Le portrait du marché du travail de Statistique Canada pour le mois de mars qui sera rendu public jeudi a beau être très attendu, il ne donnera pas la mesure exacte du nombre de travailleurs sans emploi.

L’enquête mensuelle sur la population active a été réalisée entre le 22 et le 31 mars et portait la situation observée la semaine précédente. « C’est certain que l’enquête du mois de mars ne permettra pas de capter en totalité l’impact de la crise et qu’il faudra attendra en avril avant d’avoir un portrait plus complet », indique l’économiste principale de Desjardins, Hélène Bégin.

Selon Desjardins, le taux de chômage au Québec pourrait plus que doubler et atteindre 10 %. « Ça peut paraître élevé, mais il n’y a pas si longtemps, des taux semblables étaient la norme », dit-elle.

Au début des années 90, le taux de chômage avait atteint un sommet de 9,5 % au Québec. Plus récemment, la crise financière de 2008-2009 a fait grimper le taux de chômage à 8,9 %.

Le portrait du chômage dépendra en grande partie du nombre d’employeurs qui se prévaudront de la subvention salariale de 75 % offerte par Ottawa à celles qui maintiendront un lien d’emploi avec leurs employés.

Beaucoup de monde au travail

Même s’il y a beaucoup de travailleurs qui se retrouvent sans emploi, il y a encore beaucoup de personnes sur le marché du travail, soit en télétravail, soit dans des secteurs jugés essentiels.

Par exemple, constate l’économiste de Desjardins, entre 35 et 40 % des emplois du secteur du commerce de gros et de détail sont dans l’alimentation et dans les magasins qui sont considérés comme des services essentiels, dont les pharmacies. Ces emplois n’ont pas disparu avec la crise, au contraire.

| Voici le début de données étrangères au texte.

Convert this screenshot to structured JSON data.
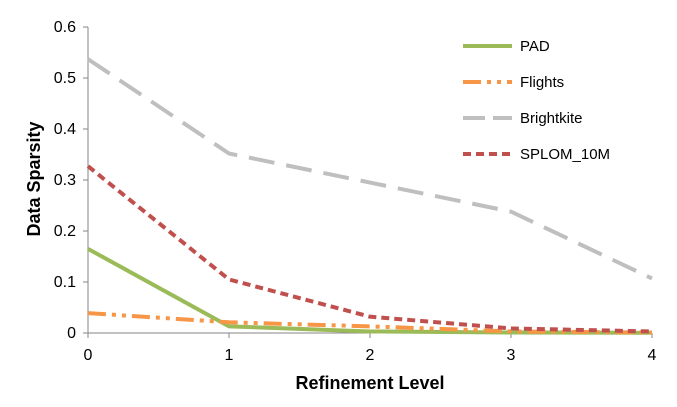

Plusieurs des employeurs de ce secteur ont embauché des employés supplémentaires.

De même, la production d’aliments, qui est le plus gros employeur du secteur de la fabrication au Québec, n’a pas ralenti depuis le début de la crise.

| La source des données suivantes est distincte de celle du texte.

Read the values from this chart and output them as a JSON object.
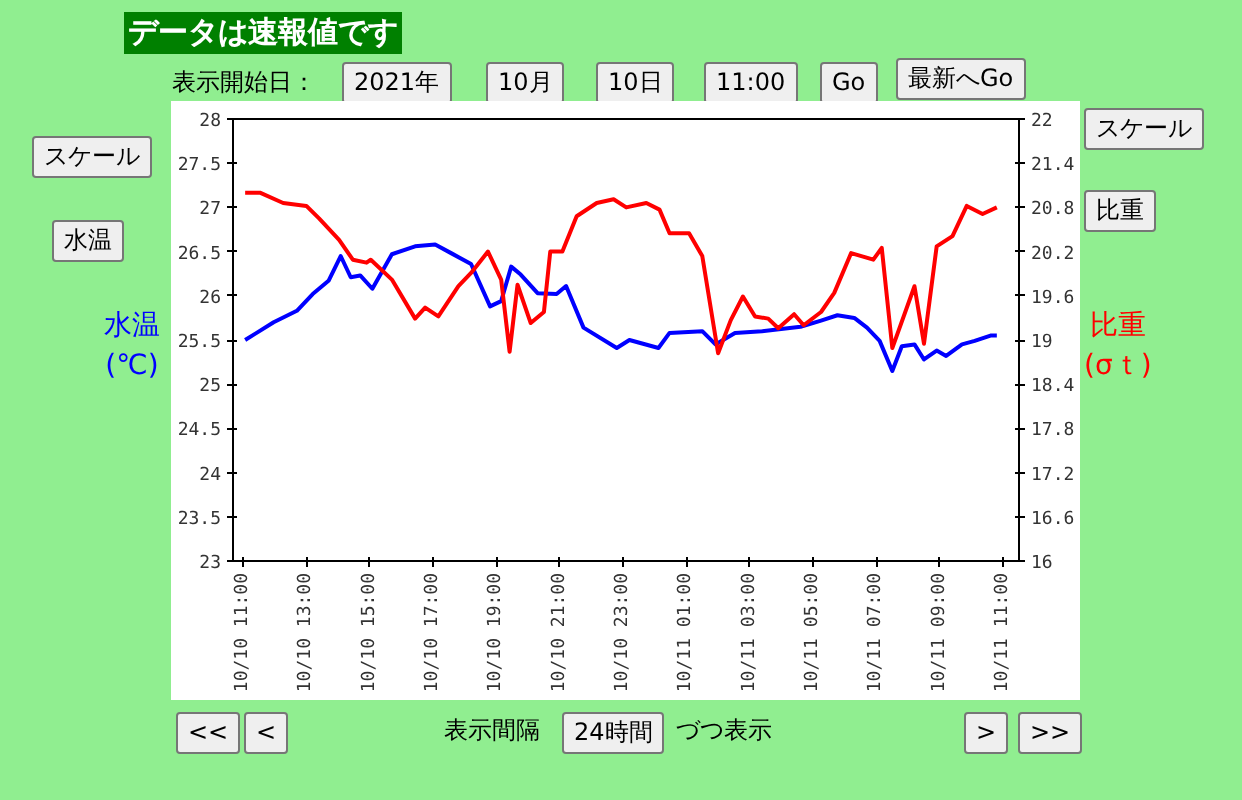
{
  "chart_data": {
    "type": "line",
    "title": "データは速報値です",
    "ylabel": "水温\n(℃)",
    "y2label": "比重\n(σｔ)",
    "annotations": [
      "表示開始日：",
      "2021年",
      "10月",
      "10日",
      "11:00",
      "Go",
      "最新へGo",
      "スケール",
      "スケール",
      "水温",
      "比重",
      "<<",
      "<",
      "表示間隔",
      "24時間",
      "づつ表示",
      ">",
      ">>"
    ],
    "xlim": [
      "2021-10-10T10:41",
      "2021-10-11T11:30"
    ],
    "xticks": [
      {
        "value": "2021-10-10T11:00",
        "label": "10/10 11:00"
      },
      {
        "value": "2021-10-10T13:00",
        "label": "10/10 13:00"
      },
      {
        "value": "2021-10-10T15:00",
        "label": "10/10 15:00"
      },
      {
        "value": "2021-10-10T17:00",
        "label": "10/10 17:00"
      },
      {
        "value": "2021-10-10T19:00",
        "label": "10/10 19:00"
      },
      {
        "value": "2021-10-10T21:00",
        "label": "10/10 21:00"
      },
      {
        "value": "2021-10-10T23:00",
        "label": "10/10 23:00"
      },
      {
        "value": "2021-10-11T01:00",
        "label": "10/11 01:00"
      },
      {
        "value": "2021-10-11T03:00",
        "label": "10/11 03:00"
      },
      {
        "value": "2021-10-11T05:00",
        "label": "10/11 05:00"
      },
      {
        "value": "2021-10-11T07:00",
        "label": "10/11 07:00"
      },
      {
        "value": "2021-10-11T09:00",
        "label": "10/11 09:00"
      },
      {
        "value": "2021-10-11T11:00",
        "label": "10/11 11:00"
      }
    ],
    "ylim": [
      23,
      28
    ],
    "yticks": [
      23,
      23.5,
      24,
      24.5,
      25,
      25.5,
      26,
      26.5,
      27,
      27.5,
      28
    ],
    "y2lim": [
      16,
      22
    ],
    "y2ticks": [
      16,
      16.6,
      17.2,
      17.8,
      18.4,
      19,
      19.6,
      20.2,
      20.8,
      21.4,
      22
    ],
    "grid": false,
    "line_style": "solid",
    "series": [
      {
        "color": "#0000ff",
        "x": [
          "2021-10-10T11:04",
          "2021-10-10T11:58",
          "2021-10-10T12:42",
          "2021-10-10T13:12",
          "2021-10-10T13:42",
          "2021-10-10T14:05",
          "2021-10-10T14:24",
          "2021-10-10T14:42",
          "2021-10-10T15:05",
          "2021-10-10T15:42",
          "2021-10-10T16:26",
          "2021-10-10T17:04",
          "2021-10-10T17:35",
          "2021-10-10T18:12",
          "2021-10-10T18:48",
          "2021-10-10T19:09",
          "2021-10-10T19:28",
          "2021-10-10T19:46",
          "2021-10-10T20:18",
          "2021-10-10T20:54",
          "2021-10-10T21:12",
          "2021-10-10T21:45",
          "2021-10-10T22:48",
          "2021-10-10T23:12",
          "2021-10-11T00:07",
          "2021-10-11T00:28",
          "2021-10-11T01:30",
          "2021-10-11T01:55",
          "2021-10-11T02:32",
          "2021-10-11T03:23",
          "2021-10-11T04:36",
          "2021-10-11T05:15",
          "2021-10-11T05:46",
          "2021-10-11T06:18",
          "2021-10-11T06:42",
          "2021-10-11T07:06",
          "2021-10-11T07:30",
          "2021-10-11T07:48",
          "2021-10-11T08:12",
          "2021-10-11T08:30",
          "2021-10-11T08:54",
          "2021-10-11T09:12",
          "2021-10-11T09:42",
          "2021-10-11T10:06",
          "2021-10-11T10:36",
          "2021-10-11T10:48"
        ],
        "values": [
          25.5,
          25.7,
          25.83,
          26.02,
          26.17,
          26.45,
          26.21,
          26.23,
          26.08,
          26.47,
          26.56,
          26.58,
          26.48,
          26.36,
          25.88,
          25.94,
          26.33,
          26.24,
          26.03,
          26.02,
          26.11,
          25.64,
          25.41,
          25.5,
          25.41,
          25.58,
          25.6,
          25.45,
          25.58,
          25.6,
          25.65,
          25.72,
          25.78,
          25.75,
          25.64,
          25.49,
          25.15,
          25.43,
          25.45,
          25.28,
          25.38,
          25.32,
          25.45,
          25.49,
          25.55,
          25.55
        ]
      },
      {
        "color": "#ff0000",
        "axis": "y2",
        "x": [
          "2021-10-10T11:04",
          "2021-10-10T11:32",
          "2021-10-10T12:16",
          "2021-10-10T13:00",
          "2021-10-10T13:24",
          "2021-10-10T14:02",
          "2021-10-10T14:28",
          "2021-10-10T14:54",
          "2021-10-10T15:02",
          "2021-10-10T15:42",
          "2021-10-10T16:26",
          "2021-10-10T16:45",
          "2021-10-10T17:10",
          "2021-10-10T17:48",
          "2021-10-10T18:12",
          "2021-10-10T18:44",
          "2021-10-10T19:09",
          "2021-10-10T19:25",
          "2021-10-10T19:40",
          "2021-10-10T20:05",
          "2021-10-10T20:30",
          "2021-10-10T20:42",
          "2021-10-10T21:05",
          "2021-10-10T21:32",
          "2021-10-10T22:10",
          "2021-10-10T22:42",
          "2021-10-10T23:06",
          "2021-10-10T23:44",
          "2021-10-11T00:09",
          "2021-10-11T00:28",
          "2021-10-11T01:05",
          "2021-10-11T01:30",
          "2021-10-11T02:00",
          "2021-10-11T02:24",
          "2021-10-11T02:47",
          "2021-10-11T03:10",
          "2021-10-11T03:35",
          "2021-10-11T03:54",
          "2021-10-11T04:24",
          "2021-10-11T04:42",
          "2021-10-11T05:15",
          "2021-10-11T05:40",
          "2021-10-11T06:12",
          "2021-10-11T06:54",
          "2021-10-11T07:10",
          "2021-10-11T07:30",
          "2021-10-11T08:12",
          "2021-10-11T08:30",
          "2021-10-11T08:54",
          "2021-10-11T09:24",
          "2021-10-11T09:51",
          "2021-10-11T10:21",
          "2021-10-11T10:48"
        ],
        "values": [
          21.0,
          21.0,
          20.86,
          20.82,
          20.65,
          20.36,
          20.09,
          20.05,
          20.09,
          19.82,
          19.29,
          19.44,
          19.32,
          19.73,
          19.91,
          20.2,
          19.82,
          18.84,
          19.75,
          19.23,
          19.38,
          20.2,
          20.2,
          20.68,
          20.86,
          20.91,
          20.8,
          20.86,
          20.77,
          20.45,
          20.45,
          20.14,
          18.82,
          19.27,
          19.59,
          19.32,
          19.29,
          19.16,
          19.35,
          19.2,
          19.38,
          19.64,
          20.18,
          20.09,
          20.25,
          18.89,
          19.73,
          18.95,
          20.27,
          20.41,
          20.82,
          20.71,
          20.8
        ]
      }
    ]
  }
}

La grande majorité des travailleurs du secteur de la santé et des services sociaux sont à leur poste, de même que les enseignants et les travailleurs du secteur public. « Les professionnels, soit les avocats, ingénieurs et autres, sont un autre groupe important toujours au travail, parce qu’ils sont en télétravail », souligne Hélène Bégin.

En règle générale, les travailleurs qui peuvent faire du télétravail sont aussi ceux dont la rémunération est supérieure à la moyenne, précise-t-elle.

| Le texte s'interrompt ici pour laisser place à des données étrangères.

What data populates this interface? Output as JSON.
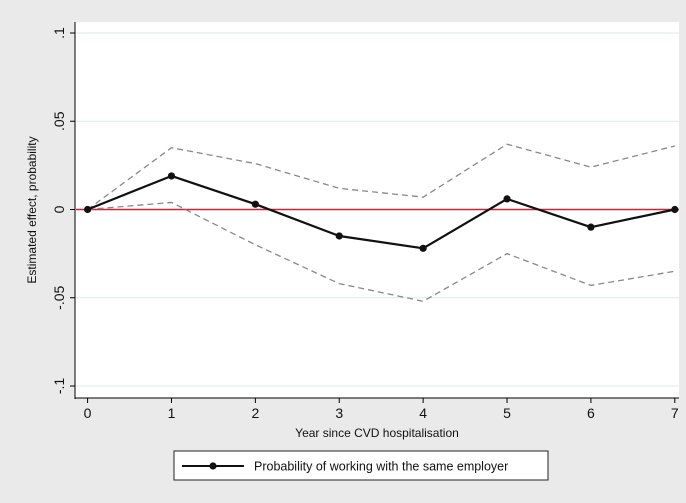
{
  "chart_data": {
    "type": "line",
    "title": "",
    "xlabel": "Year since CVD hospitalisation",
    "ylabel": "Estimated effect, probability",
    "x": [
      0,
      1,
      2,
      3,
      4,
      5,
      6,
      7
    ],
    "x_tick_labels": [
      "0",
      "1",
      "2",
      "3",
      "4",
      "5",
      "6",
      "7"
    ],
    "xlim": [
      -0.15,
      7.05
    ],
    "ylim": [
      -0.1,
      0.1
    ],
    "y_ticks": [
      0.1,
      0.05,
      0,
      -0.05,
      -0.1
    ],
    "y_tick_labels": [
      ".1",
      ".05",
      "0",
      "-.05",
      "-.1"
    ],
    "grid": true,
    "legend_position": "bottom",
    "series": [
      {
        "name": "Probability of working with the same employer",
        "role": "estimate",
        "values": [
          0.0,
          0.019,
          0.003,
          -0.015,
          -0.022,
          0.006,
          -0.01,
          0.0
        ],
        "color": "#111111",
        "style": "solid-with-markers"
      },
      {
        "role": "upper-ci",
        "values": [
          0.0,
          0.035,
          0.026,
          0.012,
          0.007,
          0.037,
          0.024,
          0.036
        ],
        "color": "#888888",
        "style": "dashed"
      },
      {
        "role": "lower-ci",
        "values": [
          0.0,
          0.004,
          -0.02,
          -0.042,
          -0.052,
          -0.025,
          -0.043,
          -0.035
        ],
        "color": "#888888",
        "style": "dashed"
      }
    ],
    "reference_line": {
      "y": 0,
      "color": "#cc2233"
    },
    "colors": {
      "background": "#eaeaea",
      "plot_background": "#ffffff",
      "gridline": "#dcebeb",
      "axis": "#000000"
    }
  }
}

Les secteurs le plus touchés par les mesures de confinement restent ceux de la construction et du transport aérien, où les mises à pied se comptent par dizaines de milliers.

300 000 emplois de moins

Même si les statistiques mensuelles du marché de l’emploi de jeudi seront incomplètes, elles devraient faire état d’une perte de 300 000 emplois à travers le Canada, estime Sébastien Lavoie, économiste en chef de Valeurs mobilières Banque Laurentienne.

Le taux de chômage devrait faire un bond de 5,6 % à 6,6 % pour le mois de mars et dépassera la barre des 10 % pour en avril, mai et juin, selon lui.

Sébastien Lavoie est d’avis que les mesures d’aide gouvernementale atténueront les pertes d’emplois et favoriseront une baisse rapide du chômage.

Ni lui ni l’économiste de Desjardins ne prévoient que le taux de chômage revienne à son bas niveau d’avant la crise.